Leukaemia: an increase in the number of abnormal white blood cells

2021-05-08 12:34 AM

Two common types of Leukaemia: Lymphoid leukaemia is caused by an overproduction of lymphocytes, which usually begins in one lymph node or another lymphoid tissue and then spreads to other areas of the body.

The unrestricted production of leukocytes can be caused by overproduction mutations of a myeloid cell or a lymphoid cell. That process causes leukaemia, which is often characterized by a sharp increase in the number of abnormal white blood cells in the circulating blood.

Two common types of Leukaemia: Lymphoid leukaemia is caused by an overproduction of lymphocytes, which usually begins in one lymph node or another lymphoid tissue and then spreads to other areas of the body. The second type is myeloid leukaemia, which begins with an overproduction of the young bone marrow in the bone marrow that spreads throughout the body to the point that leukocytes are produced in abundance outside the marrow, especially tissues in the lymph nodes, spleen and liver. 

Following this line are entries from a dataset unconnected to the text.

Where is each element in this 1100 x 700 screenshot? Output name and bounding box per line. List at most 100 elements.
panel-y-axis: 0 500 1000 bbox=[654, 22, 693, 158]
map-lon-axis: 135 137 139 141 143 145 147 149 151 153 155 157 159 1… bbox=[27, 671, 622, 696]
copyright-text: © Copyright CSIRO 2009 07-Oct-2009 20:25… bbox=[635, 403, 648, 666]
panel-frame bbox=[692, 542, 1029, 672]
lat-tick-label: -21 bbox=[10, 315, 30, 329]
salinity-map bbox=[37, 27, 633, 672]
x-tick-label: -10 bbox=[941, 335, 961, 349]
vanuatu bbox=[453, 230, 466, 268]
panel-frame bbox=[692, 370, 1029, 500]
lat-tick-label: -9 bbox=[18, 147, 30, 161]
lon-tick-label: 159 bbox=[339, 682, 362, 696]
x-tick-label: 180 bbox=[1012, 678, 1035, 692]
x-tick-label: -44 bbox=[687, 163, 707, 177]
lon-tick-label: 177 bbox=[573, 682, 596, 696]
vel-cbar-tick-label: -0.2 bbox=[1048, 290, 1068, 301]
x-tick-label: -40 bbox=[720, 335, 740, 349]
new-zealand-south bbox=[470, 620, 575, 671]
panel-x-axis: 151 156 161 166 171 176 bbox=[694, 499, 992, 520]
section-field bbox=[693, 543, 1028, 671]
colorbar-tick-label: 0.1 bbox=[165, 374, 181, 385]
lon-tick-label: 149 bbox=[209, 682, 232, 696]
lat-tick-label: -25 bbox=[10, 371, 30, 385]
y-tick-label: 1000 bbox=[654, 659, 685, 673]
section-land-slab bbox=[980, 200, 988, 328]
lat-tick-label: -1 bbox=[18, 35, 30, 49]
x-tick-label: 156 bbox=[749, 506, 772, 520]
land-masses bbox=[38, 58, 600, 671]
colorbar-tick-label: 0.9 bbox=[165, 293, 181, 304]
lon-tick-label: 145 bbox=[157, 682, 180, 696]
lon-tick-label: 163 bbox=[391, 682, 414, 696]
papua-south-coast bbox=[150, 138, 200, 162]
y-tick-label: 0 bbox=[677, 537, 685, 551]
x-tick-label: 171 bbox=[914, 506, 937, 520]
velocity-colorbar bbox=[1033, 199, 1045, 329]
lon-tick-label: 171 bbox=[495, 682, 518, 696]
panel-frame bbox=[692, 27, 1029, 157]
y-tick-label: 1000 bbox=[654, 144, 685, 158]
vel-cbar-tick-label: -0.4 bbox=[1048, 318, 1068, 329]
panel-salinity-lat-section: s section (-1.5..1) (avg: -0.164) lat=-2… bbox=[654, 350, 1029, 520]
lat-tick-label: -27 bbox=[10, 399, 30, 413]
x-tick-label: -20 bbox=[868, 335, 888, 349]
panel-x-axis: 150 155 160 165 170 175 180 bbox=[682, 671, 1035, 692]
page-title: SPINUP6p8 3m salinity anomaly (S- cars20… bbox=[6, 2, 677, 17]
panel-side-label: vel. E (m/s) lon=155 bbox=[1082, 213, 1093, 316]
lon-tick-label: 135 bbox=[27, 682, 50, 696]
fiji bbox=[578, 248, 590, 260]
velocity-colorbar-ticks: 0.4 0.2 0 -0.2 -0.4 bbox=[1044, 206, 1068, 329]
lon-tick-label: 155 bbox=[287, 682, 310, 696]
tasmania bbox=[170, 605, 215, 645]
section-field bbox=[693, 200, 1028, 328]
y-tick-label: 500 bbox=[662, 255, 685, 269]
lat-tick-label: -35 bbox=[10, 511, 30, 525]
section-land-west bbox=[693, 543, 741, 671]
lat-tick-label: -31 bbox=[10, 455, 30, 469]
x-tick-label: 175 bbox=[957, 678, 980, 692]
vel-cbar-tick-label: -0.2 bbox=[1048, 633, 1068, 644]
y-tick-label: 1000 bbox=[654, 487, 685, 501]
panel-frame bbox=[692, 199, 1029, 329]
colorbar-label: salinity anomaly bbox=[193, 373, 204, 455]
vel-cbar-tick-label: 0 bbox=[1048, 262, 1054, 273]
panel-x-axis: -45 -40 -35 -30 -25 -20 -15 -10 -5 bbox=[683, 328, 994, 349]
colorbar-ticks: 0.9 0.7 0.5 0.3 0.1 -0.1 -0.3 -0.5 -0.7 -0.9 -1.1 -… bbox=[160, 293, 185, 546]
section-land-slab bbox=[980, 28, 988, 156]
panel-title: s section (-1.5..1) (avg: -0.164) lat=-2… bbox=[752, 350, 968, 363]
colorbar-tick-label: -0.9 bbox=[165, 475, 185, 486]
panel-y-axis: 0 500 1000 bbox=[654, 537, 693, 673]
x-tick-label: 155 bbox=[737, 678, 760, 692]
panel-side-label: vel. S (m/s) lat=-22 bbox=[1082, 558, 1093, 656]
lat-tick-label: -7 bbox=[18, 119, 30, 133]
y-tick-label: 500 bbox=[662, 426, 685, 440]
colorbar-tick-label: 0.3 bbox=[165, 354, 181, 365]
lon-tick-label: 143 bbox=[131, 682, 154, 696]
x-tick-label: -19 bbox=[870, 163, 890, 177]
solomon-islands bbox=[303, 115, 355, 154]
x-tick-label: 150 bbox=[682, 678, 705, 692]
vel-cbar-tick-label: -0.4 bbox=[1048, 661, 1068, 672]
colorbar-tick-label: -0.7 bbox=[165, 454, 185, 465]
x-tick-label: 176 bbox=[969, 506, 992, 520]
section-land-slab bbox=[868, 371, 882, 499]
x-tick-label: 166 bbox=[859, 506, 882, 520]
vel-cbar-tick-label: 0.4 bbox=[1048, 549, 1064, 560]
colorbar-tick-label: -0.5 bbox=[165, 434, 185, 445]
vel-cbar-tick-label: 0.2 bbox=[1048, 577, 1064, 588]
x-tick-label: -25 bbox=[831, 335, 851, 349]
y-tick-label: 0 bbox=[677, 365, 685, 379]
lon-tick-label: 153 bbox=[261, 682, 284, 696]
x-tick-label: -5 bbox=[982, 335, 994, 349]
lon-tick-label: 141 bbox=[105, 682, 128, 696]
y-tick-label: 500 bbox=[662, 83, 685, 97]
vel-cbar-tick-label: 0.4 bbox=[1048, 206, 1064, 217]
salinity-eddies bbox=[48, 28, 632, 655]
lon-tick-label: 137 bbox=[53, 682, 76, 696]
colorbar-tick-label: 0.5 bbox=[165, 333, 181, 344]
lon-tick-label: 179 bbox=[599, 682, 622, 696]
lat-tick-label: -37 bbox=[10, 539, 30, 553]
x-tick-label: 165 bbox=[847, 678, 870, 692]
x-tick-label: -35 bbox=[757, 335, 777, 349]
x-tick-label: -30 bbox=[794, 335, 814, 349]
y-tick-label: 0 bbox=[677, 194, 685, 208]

In myeloid leukaemia, the cancer process can produce partially differentiated cells, which may be called agranulocytic leukaemia, eosinophil leukaemia, eosinophilic leukaemia, or lymphadenopathy. mono bridge. Usually, however, leukaemia cells are malformed and do not differentiate and resemble normal white blood cells. Normally, the more cells that do not differentiate, the more acute the leukaemia, often leading to death within months if left untreated. With many differentiated cells, the process can become chronic, often losing its function to provide protection against infection.